Two Popular Queries in Massive Multidimensional Datasets

PhD Thesis Proposal Defence


Title: "Two Popular Queries in Massive Multidimensional Datasets"

by

Miss Wuman Luo


ABSTRACT:

The arrival of cyber-physical system era is changing data analysis in many 
ways. Driven by the advances in Internet and sensor techniques, the amount of 
multidimensional contents, such as images, trajectories, and video clips, has 
grown to an unprecedented level. Supporting multidimensional objects in large 
scale requires significant extensions from traditional databases. One critical 
issue is indexing and query processing. In this proposal, we discuss two types 
of queries in massive multidimensional datasets: high-dimensional similarity 
join and the most frequent path finding.

In the first part of this proposal, we study how to perform parallel 
high-dimensional joins in the MapReduce paradigm. Specifically, we propose a 
cost model to demonstrate that it is important to take both communication and 
computation costs into accounts as dimensionality and data volume increases. To 
this end, we propose an efficient compression approach which can help 
significantly reduce both these costs. Moreover, we design two parallel 
frameworks which can scale up to massive data sizes and very high 
dimensionality.
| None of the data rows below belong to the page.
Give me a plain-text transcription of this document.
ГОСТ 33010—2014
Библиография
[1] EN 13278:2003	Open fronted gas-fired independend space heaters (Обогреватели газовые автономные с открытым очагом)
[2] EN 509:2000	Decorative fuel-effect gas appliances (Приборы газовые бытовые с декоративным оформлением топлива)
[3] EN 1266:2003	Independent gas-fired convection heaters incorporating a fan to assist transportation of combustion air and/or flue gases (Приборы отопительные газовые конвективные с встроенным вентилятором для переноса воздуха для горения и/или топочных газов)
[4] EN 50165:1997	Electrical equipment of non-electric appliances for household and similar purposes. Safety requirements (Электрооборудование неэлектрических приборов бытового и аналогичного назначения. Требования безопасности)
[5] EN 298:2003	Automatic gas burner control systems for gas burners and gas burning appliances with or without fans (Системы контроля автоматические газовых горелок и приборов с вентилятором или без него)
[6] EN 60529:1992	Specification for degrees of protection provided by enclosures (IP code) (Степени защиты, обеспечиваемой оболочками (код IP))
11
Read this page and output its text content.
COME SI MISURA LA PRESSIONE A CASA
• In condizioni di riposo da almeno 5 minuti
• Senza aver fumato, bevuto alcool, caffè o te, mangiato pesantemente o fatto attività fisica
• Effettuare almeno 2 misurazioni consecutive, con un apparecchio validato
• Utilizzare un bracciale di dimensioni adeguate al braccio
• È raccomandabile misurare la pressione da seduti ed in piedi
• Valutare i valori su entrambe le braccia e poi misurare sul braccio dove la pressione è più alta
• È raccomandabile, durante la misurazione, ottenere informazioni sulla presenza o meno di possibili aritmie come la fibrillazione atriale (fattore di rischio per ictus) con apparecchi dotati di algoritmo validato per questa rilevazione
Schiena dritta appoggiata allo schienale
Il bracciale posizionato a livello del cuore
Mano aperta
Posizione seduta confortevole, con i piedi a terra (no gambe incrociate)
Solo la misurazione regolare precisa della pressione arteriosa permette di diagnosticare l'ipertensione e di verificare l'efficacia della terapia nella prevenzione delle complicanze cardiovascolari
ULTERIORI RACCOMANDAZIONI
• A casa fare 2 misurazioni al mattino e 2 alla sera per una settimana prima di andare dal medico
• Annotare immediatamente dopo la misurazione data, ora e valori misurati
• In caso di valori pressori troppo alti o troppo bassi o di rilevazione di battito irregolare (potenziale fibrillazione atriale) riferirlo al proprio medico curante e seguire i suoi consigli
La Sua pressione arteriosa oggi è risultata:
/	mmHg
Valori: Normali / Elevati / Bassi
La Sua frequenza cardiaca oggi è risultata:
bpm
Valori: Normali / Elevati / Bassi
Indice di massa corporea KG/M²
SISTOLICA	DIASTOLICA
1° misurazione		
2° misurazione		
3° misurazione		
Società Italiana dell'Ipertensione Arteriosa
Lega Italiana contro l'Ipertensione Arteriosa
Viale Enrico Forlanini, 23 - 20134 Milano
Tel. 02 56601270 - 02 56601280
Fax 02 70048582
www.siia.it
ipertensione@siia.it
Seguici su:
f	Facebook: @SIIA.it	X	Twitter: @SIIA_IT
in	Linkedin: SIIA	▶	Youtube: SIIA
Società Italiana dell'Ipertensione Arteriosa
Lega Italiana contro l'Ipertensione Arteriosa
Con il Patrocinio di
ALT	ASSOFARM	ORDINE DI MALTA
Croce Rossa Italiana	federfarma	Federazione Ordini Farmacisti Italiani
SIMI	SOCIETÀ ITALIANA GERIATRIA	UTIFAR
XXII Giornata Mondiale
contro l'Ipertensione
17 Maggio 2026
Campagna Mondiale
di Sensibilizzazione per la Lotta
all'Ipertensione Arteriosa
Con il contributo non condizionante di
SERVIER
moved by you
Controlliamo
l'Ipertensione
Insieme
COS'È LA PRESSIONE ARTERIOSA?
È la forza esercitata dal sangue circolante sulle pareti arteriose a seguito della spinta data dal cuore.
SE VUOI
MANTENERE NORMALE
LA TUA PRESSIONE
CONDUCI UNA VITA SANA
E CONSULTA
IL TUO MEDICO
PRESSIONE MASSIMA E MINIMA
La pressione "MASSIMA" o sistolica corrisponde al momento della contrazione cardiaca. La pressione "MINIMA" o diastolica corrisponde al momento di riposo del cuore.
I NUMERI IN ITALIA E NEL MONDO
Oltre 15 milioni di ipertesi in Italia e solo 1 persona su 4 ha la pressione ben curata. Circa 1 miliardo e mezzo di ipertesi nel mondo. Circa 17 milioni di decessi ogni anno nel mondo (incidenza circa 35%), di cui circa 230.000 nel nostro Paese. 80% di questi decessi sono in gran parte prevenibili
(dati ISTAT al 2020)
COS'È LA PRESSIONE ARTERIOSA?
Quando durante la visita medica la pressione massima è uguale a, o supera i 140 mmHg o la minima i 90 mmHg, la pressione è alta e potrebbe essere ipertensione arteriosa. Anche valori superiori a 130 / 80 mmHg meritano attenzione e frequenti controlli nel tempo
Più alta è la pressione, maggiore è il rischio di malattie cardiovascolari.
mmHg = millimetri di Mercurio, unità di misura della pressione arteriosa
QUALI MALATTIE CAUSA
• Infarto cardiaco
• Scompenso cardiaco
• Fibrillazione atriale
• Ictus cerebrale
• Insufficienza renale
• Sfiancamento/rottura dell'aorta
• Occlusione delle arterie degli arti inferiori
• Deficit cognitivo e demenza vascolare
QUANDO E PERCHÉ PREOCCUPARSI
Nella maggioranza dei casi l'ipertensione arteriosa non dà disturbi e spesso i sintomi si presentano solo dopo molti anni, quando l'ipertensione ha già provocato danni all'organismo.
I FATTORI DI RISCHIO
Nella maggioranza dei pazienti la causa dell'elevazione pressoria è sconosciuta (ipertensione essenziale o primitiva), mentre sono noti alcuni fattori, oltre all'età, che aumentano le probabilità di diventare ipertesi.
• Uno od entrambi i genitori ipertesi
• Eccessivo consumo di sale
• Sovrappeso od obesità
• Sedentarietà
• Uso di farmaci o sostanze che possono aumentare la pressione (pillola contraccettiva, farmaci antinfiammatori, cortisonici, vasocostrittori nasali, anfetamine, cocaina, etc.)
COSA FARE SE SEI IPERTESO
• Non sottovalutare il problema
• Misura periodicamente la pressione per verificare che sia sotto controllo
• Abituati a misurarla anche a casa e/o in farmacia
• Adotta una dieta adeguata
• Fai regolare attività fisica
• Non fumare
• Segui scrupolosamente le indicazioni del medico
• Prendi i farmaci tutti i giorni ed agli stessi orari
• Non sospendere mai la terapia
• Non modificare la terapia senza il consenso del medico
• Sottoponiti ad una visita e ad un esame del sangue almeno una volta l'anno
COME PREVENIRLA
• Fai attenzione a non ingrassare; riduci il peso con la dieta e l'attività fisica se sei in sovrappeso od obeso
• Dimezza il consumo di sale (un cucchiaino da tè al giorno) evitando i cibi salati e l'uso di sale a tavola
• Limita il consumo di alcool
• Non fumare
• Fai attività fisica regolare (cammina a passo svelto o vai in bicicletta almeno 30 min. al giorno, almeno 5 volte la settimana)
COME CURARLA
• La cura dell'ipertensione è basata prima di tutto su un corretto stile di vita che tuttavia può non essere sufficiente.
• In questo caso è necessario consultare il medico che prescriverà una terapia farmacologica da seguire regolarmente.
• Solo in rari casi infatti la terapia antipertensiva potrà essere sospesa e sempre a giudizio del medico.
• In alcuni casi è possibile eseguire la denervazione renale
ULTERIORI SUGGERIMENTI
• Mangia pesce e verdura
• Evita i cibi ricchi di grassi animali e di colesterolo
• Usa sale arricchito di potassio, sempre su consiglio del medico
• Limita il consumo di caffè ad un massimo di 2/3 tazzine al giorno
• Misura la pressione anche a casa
In the second part of this proposal, we address the problem of 
path finding by evaluating the desirability of a path from a novel perspective, 
i.e., how frequently the path has been taken within the given time constraints. 
This new query not only helps users to learn from the experiences of the past 
travelers, but also takes the variability of road and traffic conditions into 
account. To achieve this goal, we firstly design two indexes for efficient 
trajectory searching and splitting. After that, we develop a "footmark graph“ 
construction algorithm to calculate the road segment frequencies from raw 
trajectories. Finally, we propose a most ”frequent path finding“ algorithm 
based on the ”more frequent“ relation in a dynamic programming manner.


Date:                   Friday, 15 June 2012

Time:                   1:30pm - 3:30pm

Venue:                  Room 3501
                         lifts 25/26

Committee Members:      Prof. Lionel Ni (Supervisor)
                         Dr. Qiong Luo (Chairperson)
 			Dr. Lei Chen
 			Dr. Lin Gu


**** ALL are Welcome ****